Standing in the River: Remembering Walter Brueggemann and the Power of Prophetic Imagination
A personal tribute to the biblical scholar who reminded us that Lament births Resistance and that Joy is a form of protest.
Walter Brueggemann passed away this week, marking the transition of a towering figure in Christian thought and justice-rooted theology. For many of us clergy, organizers, and spiritually grounded activists, Brueggemann’s work was more than theological scholarship. It was a lifeline. His seminal text, The Prophetic Imagination, first published in the late 1970s, painted a powerful portrait of the Hebrew scriptures as a living archive of people surviving empire, and dreaming beyond it.
Dr. Brueggemann invited us to see the prophet not just as a truth-teller but as a soul-stirrer, one who dares to offer a vision of the world as it could be. He named lament as holy resistance, grief as fuel for imagination, and prophetic imagination as the sacred soil from which new futures might grow. He gave language and courage to a generation of faith leaders and community organizers who were trying to live out a call that often defied tradition and easy answers.
A Prophet for Our Time
I was one of them. As a young minister and emerging organizer, I found myself captivated by Brueggemann’s insistence that sabbath could be a form of resistance, that neighborliness was a revolutionary ethic. Years later, in the wake of the Ferguson Uprising, I was invited to a gathering in Erlanger, Kentucky—a circle of clergy from Minnesota and Ohio grappling with what prophetic leadership meant in that critical moment. I had the profound honor of facilitating a conversation between Dr. Brueggemann and this circle of spiritual leaders. He insisted I call him Walter, despite my grandmother’s instructions to the contrary.
That conversation planted a seed in me. It was the moment I first imagined creating a space to explore the prophetic voices shaping our world. That seed would become the Prophetic Resistance Podcast, and Walter’s voice echoed in every episode.

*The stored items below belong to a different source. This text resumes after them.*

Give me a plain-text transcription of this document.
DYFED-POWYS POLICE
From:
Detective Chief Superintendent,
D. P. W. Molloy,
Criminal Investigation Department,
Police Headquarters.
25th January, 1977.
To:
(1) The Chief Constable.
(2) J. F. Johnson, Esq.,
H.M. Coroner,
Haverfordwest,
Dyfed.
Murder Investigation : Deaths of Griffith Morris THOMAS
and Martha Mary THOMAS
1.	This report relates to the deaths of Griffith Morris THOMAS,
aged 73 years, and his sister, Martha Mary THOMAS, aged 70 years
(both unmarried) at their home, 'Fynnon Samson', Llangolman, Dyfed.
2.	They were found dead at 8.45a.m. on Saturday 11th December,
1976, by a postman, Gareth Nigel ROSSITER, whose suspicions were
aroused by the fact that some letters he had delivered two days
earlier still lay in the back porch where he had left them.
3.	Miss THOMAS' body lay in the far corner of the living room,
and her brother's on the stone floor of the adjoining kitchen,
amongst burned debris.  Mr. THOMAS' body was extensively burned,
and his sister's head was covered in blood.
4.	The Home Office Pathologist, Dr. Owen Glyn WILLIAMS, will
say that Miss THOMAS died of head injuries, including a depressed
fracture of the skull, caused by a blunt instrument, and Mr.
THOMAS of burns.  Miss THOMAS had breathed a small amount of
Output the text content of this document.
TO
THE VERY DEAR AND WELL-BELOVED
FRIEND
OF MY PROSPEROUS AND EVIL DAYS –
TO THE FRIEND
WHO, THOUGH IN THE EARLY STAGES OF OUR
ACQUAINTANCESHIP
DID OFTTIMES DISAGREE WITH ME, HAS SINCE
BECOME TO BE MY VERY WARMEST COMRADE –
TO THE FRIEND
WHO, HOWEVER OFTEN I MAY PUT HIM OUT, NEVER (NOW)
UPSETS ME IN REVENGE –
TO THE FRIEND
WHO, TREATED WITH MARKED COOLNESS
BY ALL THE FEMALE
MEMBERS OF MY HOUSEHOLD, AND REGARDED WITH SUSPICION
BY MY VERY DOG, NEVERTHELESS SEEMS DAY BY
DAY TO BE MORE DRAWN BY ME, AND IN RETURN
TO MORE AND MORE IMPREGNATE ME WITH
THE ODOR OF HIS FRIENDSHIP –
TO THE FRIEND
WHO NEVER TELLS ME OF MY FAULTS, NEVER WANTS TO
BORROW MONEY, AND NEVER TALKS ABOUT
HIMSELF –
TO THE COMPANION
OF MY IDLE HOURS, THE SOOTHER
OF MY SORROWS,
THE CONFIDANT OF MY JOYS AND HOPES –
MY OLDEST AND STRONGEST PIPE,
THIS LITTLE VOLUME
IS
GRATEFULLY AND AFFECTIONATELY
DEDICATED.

Resistance as Grief, Joy & Love
And now, in this time of national and global despair, when empire reasserts itself with narratives of hierarchy, scarcity, and isolation, Brueggemann’s call feels more urgent than ever. Prophetic resistance today means more than public witness. It means mutual aid. It means building institutions. It means making art. It means holding space for both grief and joy. It means remembering the stories of our ancestors, those in scripture, and those in our own lineages, who survived and thrived despite the forces arrayed against them.
Brueggemann taught us that resistance is also a kind of surrender. A surrender to the love already unfolding in and around us. To the Beloved Community, that is not just a dream but a reality we can build now. To the Kin-dom that is, as Jesus said, at hand.
Standing in the River
In my writing and speaking of late, I often return to a spiritual motif of standing in the river. A river flowing with ancestral wisdom, spiritual memory, and divine possibility. Walter Brueggemann stood in that river. He gathered its wisdom, transmuted it through the lens of his time, and offered it to us as a gift. Now it is our turn.
We stand in the river. We gather what we’ve been given. We remix it. We pray over it. We live it. And we place it back in the river for those who will come after us. So that one day, generations from now, others will draw from these same waters and find the courage to imagine, and live, another world.


What a beautiful tribute, Michael-Ray. Thank you. So much of what you offer here is precisely relevant for these times... I guess that is one of the gifts of prophets: they speak to the particular urgencies of their historical moment, with truths that resonate well beyond it.
His memory is a blessing. I am so grateful that seed took root in you!